Getting out of Dhaka alone took over two hours. Bumper to bumper doesn’t even begin to describe the traffic here. It is pure and simple, mayhem. There are no traffic rules except to honk as you overtake whatever is in the road in front of you—be it a car, bus, truck, bicycle, mother and child crossing the road, rik-shaw, motorized rik-shaw, man pulling cart laden with any number of goods, cow, goat and/or sleeping dog. Oh and the other rule: be sure to pull back into your lane right before the car, bus, truck, bicycle, or whatever else is in the other lane, barrels into you.
Natural selection plays a part, the bigger your vehicle, the more right of way you have. The working assumption is you have the right to overtake whatever is in front of you and that you dart back into your lane when something bigger is coming at you. This means no looking in rearview or side mirrors. There is no time. Instead, you have to constantly be looking ahead and negotiating moving around and ahead of others while not getting hit by the on-coming traffic. It is assumed that the moving “thing” that is trying to overtake you is going to veer back into your space any moment so driving is this constant, braking, accelerating, honking, veering to the left, veering to the right all over pot holed, rubble strewn roads “activity”.

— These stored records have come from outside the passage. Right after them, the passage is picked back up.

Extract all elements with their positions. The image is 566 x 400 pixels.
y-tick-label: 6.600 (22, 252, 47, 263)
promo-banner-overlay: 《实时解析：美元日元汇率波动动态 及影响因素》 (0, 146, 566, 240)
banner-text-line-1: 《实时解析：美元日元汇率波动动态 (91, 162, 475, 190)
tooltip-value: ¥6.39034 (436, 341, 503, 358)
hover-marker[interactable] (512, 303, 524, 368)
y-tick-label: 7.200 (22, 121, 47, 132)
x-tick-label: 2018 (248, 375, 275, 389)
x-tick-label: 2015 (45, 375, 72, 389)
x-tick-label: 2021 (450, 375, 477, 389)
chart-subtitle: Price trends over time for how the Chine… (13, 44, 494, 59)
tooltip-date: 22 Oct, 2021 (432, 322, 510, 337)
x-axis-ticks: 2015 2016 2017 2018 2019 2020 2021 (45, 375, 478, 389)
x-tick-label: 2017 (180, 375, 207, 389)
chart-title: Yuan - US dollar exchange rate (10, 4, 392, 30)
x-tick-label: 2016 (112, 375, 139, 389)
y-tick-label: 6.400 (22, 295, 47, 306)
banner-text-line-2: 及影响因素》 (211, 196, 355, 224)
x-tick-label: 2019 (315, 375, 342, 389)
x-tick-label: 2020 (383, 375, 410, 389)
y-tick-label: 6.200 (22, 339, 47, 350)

What’s funny (maybe disconcerting is a better word) is that after the first hour of looking like Kevin McAllister (giggle) in Home Alone (mouth in open “O” shape silent scream, hands to each side of face) you kind of get use to it. So what if your driver is over-taking a van that is overtaking a rik-shaw and your vehicle is way over to the right (they drive on the other side here), on a road with no shoulder and coming at you is a truck, overtaking a bus, overtaking a cow—in the rain. You just know that somebody is going to give way (probably not the cow), just in the nick of time.Oh yawn, my cell phone is ringing – let me answer it.”

And what is even more funny – yesterday was a holiday and the traffic was “light”. Just can’t wait for today’s drive on a normal traffic day.

Oncoming Traffic
The white line does designate the “other” side of the road. And yes we are passing a bus who is himself passing bicyclists and those are vehicles coming at us.